The first actions to help douse fears were taken soon after the morning attack. President Bush vowed that the country would "hunt down and punish those responsible for those cowardly acts." And the Federal Reserve said it was ready to pump extra money into the economy if needed, a move the central bank, led by Alan Greenspan, made right after the stock market crash in October 1987. Financial historians have long held that that move inspired confidence and helped avert a shock to the economy strong enough to prompt a recession.
Even so, the negative effects of yesterday's assault were seen immediately. The dollar dropped against other currencies as investors abandoned it in favor of gold and Swiss francs, assets that qualify as "safe haven" investments - a title the greenback usually holds.
Oil prices surged to their highest level since December on fears that a Middle East connection to the attacks could lead to U.S. shortages of oil. Stocks fell on overseas markets as panicky investors sold shares. U.S. stock markets were closed. And all air travel nationwide was canceled.
"It's really bringing business to a crawl," said Pradeep Ganguly, chief economist for the Maryland Department of Business and Economic Development. "The loss of work hours, the loss of business, the loss of deals made and stock transactions, and all the business meetings that were scheduled - that's all gone."
But the effect on the lumbering U.S. economy - which grew at an anemic 0.2 percent in the second quarter and 1.3 percent in the third quarter - could cut much deeper.
"We've been on the edge of recession for some time," said Scott Brown, chief economist for Raymond James & Associates in St.
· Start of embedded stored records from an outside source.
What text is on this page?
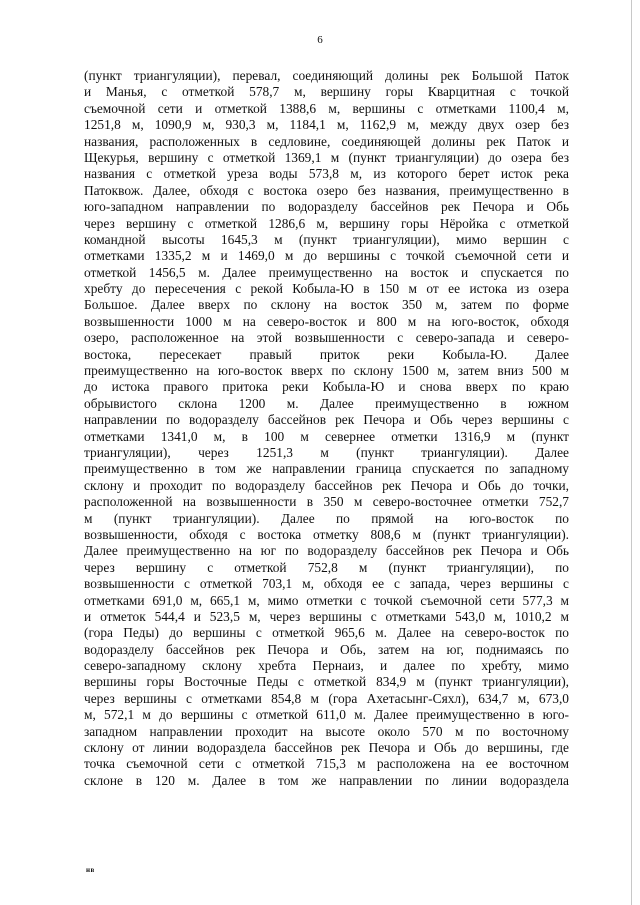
6
(пункт триангуляции), перевал, соединяющий долины рек Большой Паток
и Манья, с отметкой 578,7 м, вершину горы Кварцитная с точкой
съемочной сети и отметкой 1388,6 м, вершины с отметками 1100,4 м,
1251,8 м, 1090,9 м, 930,3 м, 1184,1 м, 1162,9 м, между двух озер без
названия, расположенных в седловине, соединяющей долины рек Паток и
Щекурья, вершину с отметкой 1369,1 м (пункт триангуляции) до озера без
названия с отметкой уреза воды 573,8 м, из которого берет исток река
Патоквож. Далее, обходя с востока озеро без названия, преимущественно в
юго-западном направлении по водоразделу бассейнов рек Печора и Обь
через вершину с отметкой 1286,6 м, вершину горы Нёройка с отметкой
командной высоты 1645,3 м (пункт триангуляции), мимо вершин с
отметками 1335,2 м и 1469,0 м до вершины с точкой съемочной сети и
отметкой 1456,5 м. Далее преимущественно на восток и спускается по
хребту до пересечения с рекой Кобыла-Ю в 150 м от ее истока из озера
Большое. Далее вверх по склону на восток 350 м, затем по форме
возвышенности 1000 м на северо-восток и 800 м на юго-восток, обходя
озеро, расположенное на этой возвышенности с северо-запада и северо-
востока, пересекает правый приток реки Кобыла-Ю. Далее
преимущественно на юго-восток вверх по склону 1500 м, затем вниз 500 м
до истока правого притока реки Кобыла-Ю и снова вверх по краю
обрывистого склона 1200 м. Далее преимущественно в южном
направлении по водоразделу бассейнов рек Печора и Обь через вершины с
отметками 1341,0 м, в 100 м севернее отметки 1316,9 м (пункт
триангуляции), через 1251,3 м (пункт триангуляции). Далее
преимущественно в том же направлении граница спускается по западному
склону и проходит по водоразделу бассейнов рек Печора и Обь до точки,
расположенной на возвышенности в 350 м северо-восточнее отметки 752,7
м (пункт триангуляции). Далее по прямой на юго-восток по
возвышенности, обходя с востока отметку 808,6 м (пункт триангуляции).
Далее преимущественно на юг по водоразделу бассейнов рек Печора и Обь
через вершину с отметкой 752,8 м (пункт триангуляции), по
возвышенности с отметкой 703,1 м, обходя ее с запада, через вершины с
отметками 691,0 м, 665,1 м, мимо отметки с точкой съемочной сети 577,3 м
и отметок 544,4 и 523,5 м, через вершины с отметками 543,0 м, 1010,2 м
(гора Педы) до вершины с отметкой 965,6 м. Далее на северо-восток по
водоразделу бассейнов рек Печора и Обь, затем на юг, поднимаясь по
северо-западному склону хребта Пернаиз, и далее по хребту, мимо
вершины горы Восточные Педы с отметкой 834,9 м (пункт триангуляции),
через вершины с отметками 854,8 м (гора Ахетасынг-Сяхл), 634,7 м, 673,0
м, 572,1 м до вершины с отметкой 611,0 м. Далее преимущественно в юго-
западном направлении проходит на высоте около 570 м по восточному
склону от линии водораздела бассейнов рек Печора и Обь до вершины, где
точка съемочной сети с отметкой 715,3 м расположена на ее восточном
склоне в 120 м. Далее в том же направлении по линии водораздела
нв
Petersburg, Fla. "It seems like this will probably be enough to push us over the edge and into a full-blown recession. The impact on the capital markets, and on international trade, is probably going to be significant."
The biggest concern will be consumer confidence because consumer spending accounts for two-thirds of all economic activity in the United States. Continued spending by surprisingly determined consumers is all that has been propping up the American economy.
A continued increase in oil prices could put a real pinch on household budgets, taking a bite out of consumer spending, economists said. And any decline in stock prices would add to the damage wrought by the long slide in them by gnawing away more at consumer savings and retirement accounts.
Experts are predicting a fall in stock prices of at least 5 percent when markets reopen.
Consumers and stock prices have one major quality in common: Neither likes uncertainty. The longer it takes the Bush administration to find out who engineered the attack and make clear how it intends to retaliate, the more uncertainty will mount and the more damage the economy will incur, experts agree.
If the government succeeds, the attacks are "not something that will cripple the economy, and within [time] it will be business as usual," said Peter Morici, professor of international business at the University of Maryland and a senior fellow at the Economic Strategy Institute in Washington.